Questioned on whether restrictions on sovereign debt, potash and oil companies could come under consideration for possible sanctions, Mr Raab said: "We won't take anything off the table".
What else has been said about the incident?
The interception has attracted widespread criticism from across the European Union, with countries calling for the immediate release of Mr Protasevich and a full investigation.
Ryanair chief executive Michael O'Leary told Irish Newstalk radio earlier that the interception was a "case of state-sponsored hijacking... state-sponsored piracy".
"It appears the intent of the authorities was to remove a journalist and his travelling companion... we believe there were some KGB agents offloaded at the airport as well," Mr O'Leary added.
A spokesperson for the UK Civil Aviation Authority said following the government's decision it had "suspended all foreign carrier permits held by Belarusian air carriers until further notice" - a move which applies to scheduled and charter operators.
"The Civil Aviation Authority has also issued a notice to all UK-registered airlines requesting that they avoid overflight of any territory of the Republic of Belarus," the spokesperson added.
Who is Roman Protasevich?
He is a former editor of Nexta, a media outlet with a Telegram channel that played a key role for political opposition during last year's elections in Belarus.
Mr Protasevich left Belarus in 2019 to live in exile in Lithuania. From there he covered the events of the 2020 presidential election, after which he was charged with terrorism and inciting riots.
The election, won by incumbent President Lukashenko, is widely believed to have been rigged.
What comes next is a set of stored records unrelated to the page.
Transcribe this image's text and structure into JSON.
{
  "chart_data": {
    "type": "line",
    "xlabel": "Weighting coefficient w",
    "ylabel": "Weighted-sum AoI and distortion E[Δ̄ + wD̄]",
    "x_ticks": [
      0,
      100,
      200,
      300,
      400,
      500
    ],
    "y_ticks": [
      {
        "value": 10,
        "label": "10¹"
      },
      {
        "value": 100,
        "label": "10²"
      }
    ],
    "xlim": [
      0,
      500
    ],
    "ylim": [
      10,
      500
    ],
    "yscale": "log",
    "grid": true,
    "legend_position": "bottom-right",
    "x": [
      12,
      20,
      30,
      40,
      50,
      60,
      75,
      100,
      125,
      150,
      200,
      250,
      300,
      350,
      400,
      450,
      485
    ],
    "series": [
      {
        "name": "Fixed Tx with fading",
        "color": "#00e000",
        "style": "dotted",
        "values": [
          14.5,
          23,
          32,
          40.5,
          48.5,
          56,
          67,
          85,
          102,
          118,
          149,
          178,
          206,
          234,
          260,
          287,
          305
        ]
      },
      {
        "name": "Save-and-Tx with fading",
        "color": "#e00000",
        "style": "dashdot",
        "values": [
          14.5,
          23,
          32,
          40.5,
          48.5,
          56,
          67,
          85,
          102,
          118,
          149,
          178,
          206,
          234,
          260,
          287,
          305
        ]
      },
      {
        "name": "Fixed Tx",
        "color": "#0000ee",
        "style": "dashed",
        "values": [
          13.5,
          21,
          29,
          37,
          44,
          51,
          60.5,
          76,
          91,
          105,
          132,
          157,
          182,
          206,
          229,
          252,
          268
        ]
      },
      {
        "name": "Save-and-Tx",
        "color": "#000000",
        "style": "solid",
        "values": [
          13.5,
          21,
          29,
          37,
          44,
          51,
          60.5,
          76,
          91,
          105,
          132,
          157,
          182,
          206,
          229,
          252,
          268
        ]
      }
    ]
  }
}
President Lukashenko, who has been in power for 27 years, has been nicknamed "Europe's last dictator".
Mr Protasevich was in Athens to attend an economic conference along with Svetlana Tikhanovskaya, the opposition leader who claimed victory in the election and who also lives in exile in Lithuania.
He now works for a different Telegram channel, Belamova. He stepped in to write for it after blogger Igor Losik was arrested by the Belarusian authorities in June last year.
Mr Protasevich is being held in a detention centre in Minsk, Belarus' interior ministry has told state media in a statement.
The ministry said the opposition journalist had not complained of ill health while in custody.
Earlier his father, Dmitry, told the BBC he feared his son may be tortured in custody and could face the death penalty.